Maybe we should roll one of those Eagles up to the Dallara factory and show them how Dan Gurney and his band of heroes produced a car 45 years ago that looked nothing like anything else in CART or F1 at the time. A car that was a race winner and one that could happily live with either a big monster stock block V8 or a smaller turbo V8 race engine in the back. If only we could update that concept.
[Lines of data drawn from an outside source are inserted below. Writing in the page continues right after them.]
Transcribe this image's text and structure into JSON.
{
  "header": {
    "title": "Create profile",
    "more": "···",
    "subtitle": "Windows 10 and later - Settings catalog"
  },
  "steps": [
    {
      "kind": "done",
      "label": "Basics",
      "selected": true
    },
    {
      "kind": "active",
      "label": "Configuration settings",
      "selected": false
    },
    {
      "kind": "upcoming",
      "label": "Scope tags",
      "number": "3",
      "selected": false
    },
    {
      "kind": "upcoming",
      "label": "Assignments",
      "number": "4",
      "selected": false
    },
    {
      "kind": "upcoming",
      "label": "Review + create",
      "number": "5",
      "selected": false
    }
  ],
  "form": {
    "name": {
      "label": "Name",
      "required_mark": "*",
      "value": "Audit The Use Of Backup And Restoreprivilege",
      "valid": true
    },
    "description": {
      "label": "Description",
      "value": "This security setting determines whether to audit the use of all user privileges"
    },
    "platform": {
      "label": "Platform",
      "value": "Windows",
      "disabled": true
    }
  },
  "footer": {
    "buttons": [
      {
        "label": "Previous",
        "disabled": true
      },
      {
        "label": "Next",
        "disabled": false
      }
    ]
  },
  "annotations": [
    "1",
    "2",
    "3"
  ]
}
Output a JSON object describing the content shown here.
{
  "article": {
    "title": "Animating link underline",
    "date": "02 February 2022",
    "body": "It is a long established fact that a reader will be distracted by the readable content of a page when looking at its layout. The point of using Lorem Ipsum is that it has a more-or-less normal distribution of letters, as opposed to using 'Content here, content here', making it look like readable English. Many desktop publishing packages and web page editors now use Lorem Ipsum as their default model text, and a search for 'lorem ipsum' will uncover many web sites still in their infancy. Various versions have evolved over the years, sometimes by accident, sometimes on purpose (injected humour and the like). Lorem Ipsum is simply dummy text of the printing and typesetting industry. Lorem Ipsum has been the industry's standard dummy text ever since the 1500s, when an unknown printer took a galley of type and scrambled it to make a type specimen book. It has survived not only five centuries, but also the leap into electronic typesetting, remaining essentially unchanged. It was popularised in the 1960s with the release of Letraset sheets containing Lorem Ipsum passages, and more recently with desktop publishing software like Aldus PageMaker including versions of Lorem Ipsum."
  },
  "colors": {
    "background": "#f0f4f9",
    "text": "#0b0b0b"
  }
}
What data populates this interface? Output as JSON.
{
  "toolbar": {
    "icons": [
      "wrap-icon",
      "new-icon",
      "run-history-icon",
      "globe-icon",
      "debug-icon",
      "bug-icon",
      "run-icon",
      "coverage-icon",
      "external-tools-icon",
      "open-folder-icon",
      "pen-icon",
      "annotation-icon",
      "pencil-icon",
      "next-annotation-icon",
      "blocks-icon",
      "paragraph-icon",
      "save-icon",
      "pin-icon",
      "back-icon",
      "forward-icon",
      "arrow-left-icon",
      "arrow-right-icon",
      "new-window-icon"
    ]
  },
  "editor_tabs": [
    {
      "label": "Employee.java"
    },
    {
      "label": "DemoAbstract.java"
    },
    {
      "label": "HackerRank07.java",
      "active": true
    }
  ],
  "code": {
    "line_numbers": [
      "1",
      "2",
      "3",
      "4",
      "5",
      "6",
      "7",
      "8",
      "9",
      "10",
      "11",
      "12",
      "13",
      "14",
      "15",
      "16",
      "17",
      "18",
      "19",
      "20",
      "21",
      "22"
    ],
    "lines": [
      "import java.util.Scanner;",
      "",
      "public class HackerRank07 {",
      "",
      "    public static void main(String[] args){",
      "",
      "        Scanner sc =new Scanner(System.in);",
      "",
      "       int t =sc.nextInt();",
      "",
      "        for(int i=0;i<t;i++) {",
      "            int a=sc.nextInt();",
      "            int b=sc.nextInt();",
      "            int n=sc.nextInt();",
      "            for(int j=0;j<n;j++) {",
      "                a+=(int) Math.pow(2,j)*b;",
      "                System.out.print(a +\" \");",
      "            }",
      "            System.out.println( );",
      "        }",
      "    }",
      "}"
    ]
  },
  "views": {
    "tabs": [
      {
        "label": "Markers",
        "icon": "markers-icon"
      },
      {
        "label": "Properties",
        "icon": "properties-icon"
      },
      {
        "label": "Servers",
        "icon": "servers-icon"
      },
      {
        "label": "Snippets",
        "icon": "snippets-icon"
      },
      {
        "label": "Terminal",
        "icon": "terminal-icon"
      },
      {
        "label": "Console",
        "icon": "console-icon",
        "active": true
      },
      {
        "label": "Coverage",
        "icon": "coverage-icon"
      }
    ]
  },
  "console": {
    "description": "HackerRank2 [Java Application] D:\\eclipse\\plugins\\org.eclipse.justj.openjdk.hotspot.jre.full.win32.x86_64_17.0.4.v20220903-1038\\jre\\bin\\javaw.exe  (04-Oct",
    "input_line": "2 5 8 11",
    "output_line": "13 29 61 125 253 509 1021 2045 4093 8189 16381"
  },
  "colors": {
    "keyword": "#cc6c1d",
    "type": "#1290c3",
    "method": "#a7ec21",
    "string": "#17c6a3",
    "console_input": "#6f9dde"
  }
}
On a serious note, two major manufacturer-backed series, the World Rally Championship and the British Touring Car Championship, have both announced that they are ditching their hybrid powerplants, citing costs and a push to 100% renewable fuels among the reasons why. Has this registered with the powers that be at IndyCar do you think, and what’s your take on it?
Peter Kerr, Hamilton, Scotland
MP: My mind started to wander as I finished your last paragraph, Peter, and I imagined the leaders at Penske Entertainment Googling, “What is World Rally Championship and the British Touring Car Championship?” I’m sure some in the organization have heard of those series, but the Penske Entertainment side, not the competition side at IndyCar, isn’t prone to following smaller (BTCC) or wholly unrelated forms of racing (rallying) to their and basing decisions on whatever a WRC or BTCC is doing.
General Motors races a hybrid Cadillac prototype in IMSA and in the WEC by choice. It’s entering F1 in 2026, a 100-percent hybrid formula, by choice. And it’s in IndyCar, now a hybrid formula, by choice. If hybridization was not of interest to GM, you’d see it in its choices of where it races. Same for Acura/Honda, with hybrids in the same three places.
From what Penske Entertainment has told me for years and continues to tell me, auto manufacturers say they want and need hybridization to go racing. NASCAR and the NHRA are the primal outliers, right? But the rest, for the most part, conform to the latest technology/promotional needs of the auto industry.